Have you ever saved a hard question to ask at night rather than in the daytime? Have you ever felt like you wanted to take a risk, but doing it in broad daylight was too much? Have you ever felt like you needed a fresh start, but you didn’t know how to begin again?


I imagine this was the way our guy Nicodemus felt. We have no idea what kind of life he was coming from. Did he feel trapped in some way? Was he seeking a spark that he’d lost? Had his faith somehow become irrelevant? Was he being judged by others for asking simple questions? We have no idea. But what we do know is that when Jesus tells him that “no one can see the kingdom of God except by being born from above,” he jumps on this with a big, full-throttled question: “How can (!) anyone be born after growing old?” How is it possible? Tongue in cheek, he asks further…Can you enter your mother’s womb and be born a second time?


In other words, how can you begin again when it seems like an impossible prospect? How can you get a fresh start when you’re engrained in old ways?


In a moment of sacred space, Jesus offers an answer. Anyone can begin again. The key is to understand that our life is not calculated and limited by years lived and material accomplishments and earthly standards of wealth and power. God measures our life by how well we live into and bring forth God’s kingdom in the midst of our earthly life. Trading our limited earthly goals and priorities instead for God’s limitless goals and aspirations of justice, love, and being a kind neighbor.
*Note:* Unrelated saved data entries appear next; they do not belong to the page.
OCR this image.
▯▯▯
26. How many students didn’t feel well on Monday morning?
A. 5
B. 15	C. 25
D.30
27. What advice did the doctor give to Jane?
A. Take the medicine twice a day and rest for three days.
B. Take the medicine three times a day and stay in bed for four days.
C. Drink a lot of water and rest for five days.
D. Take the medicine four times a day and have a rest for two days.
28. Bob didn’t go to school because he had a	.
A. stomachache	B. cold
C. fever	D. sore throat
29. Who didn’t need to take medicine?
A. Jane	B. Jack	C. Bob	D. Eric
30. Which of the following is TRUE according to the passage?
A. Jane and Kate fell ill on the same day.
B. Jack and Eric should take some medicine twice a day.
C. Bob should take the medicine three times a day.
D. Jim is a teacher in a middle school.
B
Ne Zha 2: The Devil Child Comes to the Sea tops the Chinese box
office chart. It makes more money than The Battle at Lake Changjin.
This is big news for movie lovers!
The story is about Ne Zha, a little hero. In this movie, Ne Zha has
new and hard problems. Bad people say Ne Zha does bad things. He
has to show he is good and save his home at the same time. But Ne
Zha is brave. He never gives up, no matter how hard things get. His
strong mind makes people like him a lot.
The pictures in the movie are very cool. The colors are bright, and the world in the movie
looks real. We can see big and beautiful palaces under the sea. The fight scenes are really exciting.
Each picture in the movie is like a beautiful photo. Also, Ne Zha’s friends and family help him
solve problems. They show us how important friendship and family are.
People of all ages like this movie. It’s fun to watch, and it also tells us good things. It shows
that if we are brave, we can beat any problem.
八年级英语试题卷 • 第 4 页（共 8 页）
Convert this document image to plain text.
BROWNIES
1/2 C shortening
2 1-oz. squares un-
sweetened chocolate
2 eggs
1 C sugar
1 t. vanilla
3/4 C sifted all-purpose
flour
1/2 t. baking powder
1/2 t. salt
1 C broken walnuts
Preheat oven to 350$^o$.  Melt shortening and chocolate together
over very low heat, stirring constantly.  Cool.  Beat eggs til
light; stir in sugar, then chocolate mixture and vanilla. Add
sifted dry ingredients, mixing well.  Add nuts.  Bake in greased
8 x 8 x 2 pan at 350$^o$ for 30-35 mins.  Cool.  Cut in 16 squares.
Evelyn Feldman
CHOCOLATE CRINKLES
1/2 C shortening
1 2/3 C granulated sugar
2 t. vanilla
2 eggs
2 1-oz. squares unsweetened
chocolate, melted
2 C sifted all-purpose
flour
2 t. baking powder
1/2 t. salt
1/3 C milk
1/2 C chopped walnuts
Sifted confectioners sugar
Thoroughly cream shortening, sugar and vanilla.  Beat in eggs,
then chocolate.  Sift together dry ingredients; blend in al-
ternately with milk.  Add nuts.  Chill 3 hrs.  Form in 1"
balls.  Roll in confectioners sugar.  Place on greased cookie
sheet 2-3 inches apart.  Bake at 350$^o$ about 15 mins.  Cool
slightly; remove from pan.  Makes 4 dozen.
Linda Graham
When we can trade one set of earthly priorities for the heavenly, God-given ones, this is what Jesus calls being born of the Spirit. We are released from whatever it is that holds us back from imagining a new and better chapter. When we are born of the Spirit we are able to see possibilities where before there were only barriers. Life where there was death. Hope where there was only despair. Justice and mercy where there was only condemnation and judgment. Being born of the Spirit is like a new beginning. It’s the freedom to imagine a different ending for ourselves and the world as a whole.


How do we begin again? We let the Spirit of God into our lives, to blow where it wants. We find the courage and faith to imagine that earth can be as it is in heaven. We begin again by accepting God’s grace to turn toward possibility.


I wish I could tell you how it all worked out for Nicodemus. We don’t know too much about what happened with him, how his life was different after his clandestine, starry encounter with Jesus. But we do know this. When most everyone else had walked away from Jesus as he was dying on the cross, Nicodemus walked toward Jesus, unafraid of being seen in the daylight and associated with this man, he was one of the two who asked to care for Jesus’ body, giving it a proper burial. Perhaps Nicodemus had an inkling of hope that the Spirit was still moving. That miracles and new beginnings were still possible. That his life could be part of this movement and that he could have one small part in bringing a new day. Against all the odds, Nicodemus decided that day to be part of what the Spirit was doing, laying a body that felt lifeless and dead, into the darkness of a tomb. You see, Nicodemus knew a thing or two about darkness and how new beginnings can often start there.


No matter what makes you feel trapped and boxed in, let this story bring you hope. No matter what earthly limitations and injustices make you feel like nothing can change. Let the Spirit find you in the darkest night. Let a God who turns tombs into wombs give you new birth. Let Jesus’ starry conversation full of questioning and wondering, help you to understand what the opposite of condemnation and judgment look like.


I want to keep seeking this Spirit that blows in the wind. And I want to keep seeking it with you. Together let’s keep seeking a life lived by heavenly standards. Let’s keep seeking a safe place where our questions are welcomed and new beginnings are possible. A place where God’s love invites everyone to the table.